I used the mouse handling operations available in OpenCV to crop the region of interest in the given heatmap.
(Did I just say I used a mouse to crop the region?) Yes, I did. To learn more about mouse functions in OpenCV SEE THIS. Besides, there are many other SO questions that can help you in this regard.:)
Using those functions I was able to obtain the following:
Now to your question of removing the tilt. I used the homography principal by taking the corner points of the image above and using it on a 'white' image of a definite size. I used the cv2.findHomography() function for this.
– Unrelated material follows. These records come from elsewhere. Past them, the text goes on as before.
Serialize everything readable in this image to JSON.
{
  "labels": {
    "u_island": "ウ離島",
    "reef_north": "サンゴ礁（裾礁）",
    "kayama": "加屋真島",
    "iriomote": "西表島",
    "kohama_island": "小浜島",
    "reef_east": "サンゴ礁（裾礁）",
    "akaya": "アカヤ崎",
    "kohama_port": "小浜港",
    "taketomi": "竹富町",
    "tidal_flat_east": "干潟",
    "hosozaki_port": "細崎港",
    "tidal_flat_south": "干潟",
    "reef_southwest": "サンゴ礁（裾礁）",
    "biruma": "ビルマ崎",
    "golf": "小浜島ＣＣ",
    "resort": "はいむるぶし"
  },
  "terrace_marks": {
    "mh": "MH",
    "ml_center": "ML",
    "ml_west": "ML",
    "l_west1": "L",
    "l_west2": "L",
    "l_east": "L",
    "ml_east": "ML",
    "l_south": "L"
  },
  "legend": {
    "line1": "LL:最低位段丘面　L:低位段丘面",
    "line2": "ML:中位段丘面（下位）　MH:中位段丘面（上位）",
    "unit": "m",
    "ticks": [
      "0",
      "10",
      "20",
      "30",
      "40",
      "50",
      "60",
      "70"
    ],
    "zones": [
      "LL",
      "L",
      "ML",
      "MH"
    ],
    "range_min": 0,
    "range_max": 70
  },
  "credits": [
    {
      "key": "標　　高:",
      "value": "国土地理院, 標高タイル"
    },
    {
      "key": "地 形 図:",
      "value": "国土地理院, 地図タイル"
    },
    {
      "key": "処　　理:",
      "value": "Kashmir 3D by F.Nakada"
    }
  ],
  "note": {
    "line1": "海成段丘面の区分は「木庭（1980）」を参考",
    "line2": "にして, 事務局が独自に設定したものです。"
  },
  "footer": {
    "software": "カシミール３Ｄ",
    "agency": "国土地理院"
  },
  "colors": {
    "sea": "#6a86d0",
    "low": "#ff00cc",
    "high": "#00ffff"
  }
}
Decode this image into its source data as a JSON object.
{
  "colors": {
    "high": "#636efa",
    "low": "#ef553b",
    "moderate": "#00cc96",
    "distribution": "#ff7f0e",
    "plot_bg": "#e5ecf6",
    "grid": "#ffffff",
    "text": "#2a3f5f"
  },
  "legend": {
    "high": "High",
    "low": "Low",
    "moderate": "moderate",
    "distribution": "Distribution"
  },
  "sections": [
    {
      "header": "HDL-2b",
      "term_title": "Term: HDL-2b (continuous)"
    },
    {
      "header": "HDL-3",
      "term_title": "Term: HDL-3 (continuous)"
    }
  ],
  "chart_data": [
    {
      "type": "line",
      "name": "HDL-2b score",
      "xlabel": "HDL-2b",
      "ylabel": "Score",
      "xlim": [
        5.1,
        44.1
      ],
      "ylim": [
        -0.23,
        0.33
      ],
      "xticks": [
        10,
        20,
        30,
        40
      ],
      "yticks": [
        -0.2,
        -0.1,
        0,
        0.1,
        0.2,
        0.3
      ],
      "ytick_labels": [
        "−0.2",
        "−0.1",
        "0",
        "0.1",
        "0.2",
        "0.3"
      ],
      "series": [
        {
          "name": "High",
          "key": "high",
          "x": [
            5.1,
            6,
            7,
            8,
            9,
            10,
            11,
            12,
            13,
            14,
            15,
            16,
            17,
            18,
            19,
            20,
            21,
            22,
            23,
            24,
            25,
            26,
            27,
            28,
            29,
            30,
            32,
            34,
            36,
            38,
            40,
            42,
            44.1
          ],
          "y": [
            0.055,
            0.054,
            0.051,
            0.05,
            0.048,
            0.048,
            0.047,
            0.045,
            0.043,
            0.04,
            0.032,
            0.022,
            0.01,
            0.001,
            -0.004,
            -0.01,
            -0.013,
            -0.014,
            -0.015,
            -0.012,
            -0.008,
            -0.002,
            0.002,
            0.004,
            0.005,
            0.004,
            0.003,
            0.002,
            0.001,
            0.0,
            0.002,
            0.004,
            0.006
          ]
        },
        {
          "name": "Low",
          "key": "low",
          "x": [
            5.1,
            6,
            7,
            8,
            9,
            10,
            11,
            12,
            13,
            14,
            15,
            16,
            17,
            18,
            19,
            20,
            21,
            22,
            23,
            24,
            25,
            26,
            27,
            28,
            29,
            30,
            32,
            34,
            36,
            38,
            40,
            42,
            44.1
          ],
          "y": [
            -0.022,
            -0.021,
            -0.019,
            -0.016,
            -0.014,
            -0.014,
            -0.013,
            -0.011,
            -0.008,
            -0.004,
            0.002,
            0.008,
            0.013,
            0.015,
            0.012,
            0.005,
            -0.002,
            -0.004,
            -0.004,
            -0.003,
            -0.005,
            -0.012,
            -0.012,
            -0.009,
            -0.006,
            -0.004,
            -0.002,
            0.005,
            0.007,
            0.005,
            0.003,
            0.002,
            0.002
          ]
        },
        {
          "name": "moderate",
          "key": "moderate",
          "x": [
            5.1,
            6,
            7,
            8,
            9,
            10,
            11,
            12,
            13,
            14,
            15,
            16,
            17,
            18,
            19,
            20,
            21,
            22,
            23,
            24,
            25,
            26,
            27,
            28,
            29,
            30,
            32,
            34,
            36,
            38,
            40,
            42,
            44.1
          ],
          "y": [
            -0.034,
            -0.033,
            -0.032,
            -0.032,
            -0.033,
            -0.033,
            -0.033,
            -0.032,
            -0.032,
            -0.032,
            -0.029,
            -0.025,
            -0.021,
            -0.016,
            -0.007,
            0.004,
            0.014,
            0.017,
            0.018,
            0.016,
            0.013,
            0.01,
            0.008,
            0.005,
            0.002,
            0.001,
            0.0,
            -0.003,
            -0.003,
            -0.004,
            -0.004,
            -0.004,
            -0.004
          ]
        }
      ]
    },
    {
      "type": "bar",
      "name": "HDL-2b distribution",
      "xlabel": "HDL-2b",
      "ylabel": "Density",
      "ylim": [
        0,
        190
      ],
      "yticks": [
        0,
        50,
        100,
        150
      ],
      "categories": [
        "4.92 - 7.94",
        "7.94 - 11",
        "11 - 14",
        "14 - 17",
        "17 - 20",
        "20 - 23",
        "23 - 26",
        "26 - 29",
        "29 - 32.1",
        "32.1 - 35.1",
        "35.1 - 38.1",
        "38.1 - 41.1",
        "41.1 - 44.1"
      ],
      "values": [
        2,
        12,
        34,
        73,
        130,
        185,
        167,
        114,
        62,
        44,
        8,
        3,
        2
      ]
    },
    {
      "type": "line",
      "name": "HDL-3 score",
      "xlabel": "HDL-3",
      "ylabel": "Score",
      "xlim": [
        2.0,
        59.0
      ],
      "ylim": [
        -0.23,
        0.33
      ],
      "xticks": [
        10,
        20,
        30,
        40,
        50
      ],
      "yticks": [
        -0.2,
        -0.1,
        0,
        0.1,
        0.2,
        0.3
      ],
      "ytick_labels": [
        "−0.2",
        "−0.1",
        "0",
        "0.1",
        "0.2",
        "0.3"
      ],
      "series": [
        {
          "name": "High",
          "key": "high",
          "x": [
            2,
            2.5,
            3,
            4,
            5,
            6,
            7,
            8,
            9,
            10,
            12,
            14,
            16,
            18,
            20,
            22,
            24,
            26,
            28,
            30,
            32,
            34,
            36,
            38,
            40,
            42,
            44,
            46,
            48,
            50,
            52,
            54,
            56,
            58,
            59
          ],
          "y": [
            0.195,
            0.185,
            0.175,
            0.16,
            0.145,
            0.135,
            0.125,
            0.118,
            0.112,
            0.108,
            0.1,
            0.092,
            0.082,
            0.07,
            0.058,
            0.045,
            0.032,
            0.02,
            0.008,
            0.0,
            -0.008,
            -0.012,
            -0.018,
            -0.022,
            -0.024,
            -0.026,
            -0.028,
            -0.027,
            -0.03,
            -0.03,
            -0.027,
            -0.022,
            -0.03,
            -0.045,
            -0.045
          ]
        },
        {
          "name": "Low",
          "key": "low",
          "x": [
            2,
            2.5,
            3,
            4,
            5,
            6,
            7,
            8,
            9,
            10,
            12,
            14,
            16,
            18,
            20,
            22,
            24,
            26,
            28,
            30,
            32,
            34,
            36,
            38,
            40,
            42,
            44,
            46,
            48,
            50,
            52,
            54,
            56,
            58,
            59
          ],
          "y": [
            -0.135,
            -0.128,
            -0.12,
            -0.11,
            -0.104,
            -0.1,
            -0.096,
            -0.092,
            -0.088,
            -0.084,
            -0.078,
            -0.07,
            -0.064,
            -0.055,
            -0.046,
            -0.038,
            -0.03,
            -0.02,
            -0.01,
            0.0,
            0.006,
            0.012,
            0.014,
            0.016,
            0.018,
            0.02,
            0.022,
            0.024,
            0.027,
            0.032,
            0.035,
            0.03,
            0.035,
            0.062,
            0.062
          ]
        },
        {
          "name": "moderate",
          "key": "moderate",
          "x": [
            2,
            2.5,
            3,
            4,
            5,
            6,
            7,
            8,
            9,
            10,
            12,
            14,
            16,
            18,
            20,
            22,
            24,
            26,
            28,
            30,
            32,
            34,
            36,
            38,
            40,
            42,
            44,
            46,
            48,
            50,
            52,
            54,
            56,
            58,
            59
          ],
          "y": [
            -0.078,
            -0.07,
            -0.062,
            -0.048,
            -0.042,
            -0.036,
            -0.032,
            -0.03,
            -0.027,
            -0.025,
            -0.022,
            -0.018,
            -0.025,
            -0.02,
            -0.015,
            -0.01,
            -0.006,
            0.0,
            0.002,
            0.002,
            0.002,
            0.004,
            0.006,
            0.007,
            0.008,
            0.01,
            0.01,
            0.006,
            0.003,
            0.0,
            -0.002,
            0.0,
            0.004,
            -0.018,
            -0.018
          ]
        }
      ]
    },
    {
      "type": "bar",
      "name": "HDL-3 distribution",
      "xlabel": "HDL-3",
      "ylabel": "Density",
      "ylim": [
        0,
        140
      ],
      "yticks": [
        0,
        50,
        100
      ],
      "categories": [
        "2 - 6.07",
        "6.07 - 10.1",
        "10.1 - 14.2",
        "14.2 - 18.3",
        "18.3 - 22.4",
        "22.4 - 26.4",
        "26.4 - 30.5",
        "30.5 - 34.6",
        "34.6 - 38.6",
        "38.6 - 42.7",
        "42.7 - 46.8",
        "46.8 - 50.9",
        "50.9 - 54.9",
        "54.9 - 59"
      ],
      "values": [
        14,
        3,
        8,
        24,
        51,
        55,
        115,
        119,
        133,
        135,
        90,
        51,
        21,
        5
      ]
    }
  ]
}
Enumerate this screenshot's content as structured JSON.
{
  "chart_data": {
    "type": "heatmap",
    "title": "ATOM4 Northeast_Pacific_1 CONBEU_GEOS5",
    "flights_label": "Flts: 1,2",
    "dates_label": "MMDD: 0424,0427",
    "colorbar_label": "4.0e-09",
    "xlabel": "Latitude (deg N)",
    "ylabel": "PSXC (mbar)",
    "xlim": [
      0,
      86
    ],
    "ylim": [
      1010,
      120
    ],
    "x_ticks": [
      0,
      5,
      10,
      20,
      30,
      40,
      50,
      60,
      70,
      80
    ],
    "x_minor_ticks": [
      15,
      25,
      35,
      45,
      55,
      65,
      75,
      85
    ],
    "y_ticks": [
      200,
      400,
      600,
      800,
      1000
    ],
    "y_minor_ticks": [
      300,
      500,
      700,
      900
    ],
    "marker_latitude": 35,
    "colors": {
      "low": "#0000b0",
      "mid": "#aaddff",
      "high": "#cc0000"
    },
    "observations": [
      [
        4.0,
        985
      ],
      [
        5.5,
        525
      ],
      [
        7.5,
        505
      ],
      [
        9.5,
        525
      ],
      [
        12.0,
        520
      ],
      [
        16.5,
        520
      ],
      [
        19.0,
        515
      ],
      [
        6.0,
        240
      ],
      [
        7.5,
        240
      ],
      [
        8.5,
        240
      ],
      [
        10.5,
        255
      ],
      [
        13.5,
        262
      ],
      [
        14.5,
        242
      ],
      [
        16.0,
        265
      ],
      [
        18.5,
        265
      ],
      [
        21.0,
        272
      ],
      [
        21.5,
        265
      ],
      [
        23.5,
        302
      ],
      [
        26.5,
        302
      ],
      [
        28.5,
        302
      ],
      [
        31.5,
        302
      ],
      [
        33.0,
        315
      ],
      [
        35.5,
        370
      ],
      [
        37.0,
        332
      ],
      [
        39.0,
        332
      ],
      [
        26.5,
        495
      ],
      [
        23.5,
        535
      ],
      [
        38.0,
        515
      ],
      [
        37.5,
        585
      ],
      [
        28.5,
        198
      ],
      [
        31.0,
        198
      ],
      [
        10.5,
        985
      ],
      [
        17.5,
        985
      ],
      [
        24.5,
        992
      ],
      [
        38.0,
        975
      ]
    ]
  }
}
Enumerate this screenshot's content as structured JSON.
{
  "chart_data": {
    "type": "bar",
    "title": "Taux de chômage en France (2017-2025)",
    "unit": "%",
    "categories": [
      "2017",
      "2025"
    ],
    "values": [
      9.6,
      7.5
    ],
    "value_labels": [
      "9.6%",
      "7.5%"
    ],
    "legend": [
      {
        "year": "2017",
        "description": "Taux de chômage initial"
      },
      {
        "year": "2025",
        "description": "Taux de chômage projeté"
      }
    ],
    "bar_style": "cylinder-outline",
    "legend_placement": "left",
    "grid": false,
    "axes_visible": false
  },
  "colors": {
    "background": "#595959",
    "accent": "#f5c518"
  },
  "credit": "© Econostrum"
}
Now using the cv2.warpPerspective() function in OpenCV, I was able to obtain the following:
Now you can the required scale to this image as you wanted.
CODE:
I have also attached some snippets of code for your perusal:
#First I created an image of white color of a definite size
back = np.ones((435, 379, 3)) # size
back[:] = (255, 255, 255) # white color
Next I obtained the corner points pts_src on the tilted image below :
pts_src = np.array([[25.0, 2.0],[403.0,22.0],[375.0,436.0],[6.0,433.0]])
I wanted the points above to be mapped to the points 'pts_dst' given below :
pts_dst = np.array([[2.0, 2.0], [379.0, 2.0], [379.0, 435.0],[2.0, 435.0]])
Now I used the principal of homography:
h, status = cv2.findHomography(pts_src, pts_dst)
Finally I mapped the original image to the white image using perspective transform.
fin = cv2.warpPerspective(img, h, (back.shape[1],back.shape[0]))
# img -> original tilted image.
# back -> image of white color.
Hope this helps! I also got to learn a great deal from this question.
Note: The points fed to the 'cv2.findHomography()' must be in float.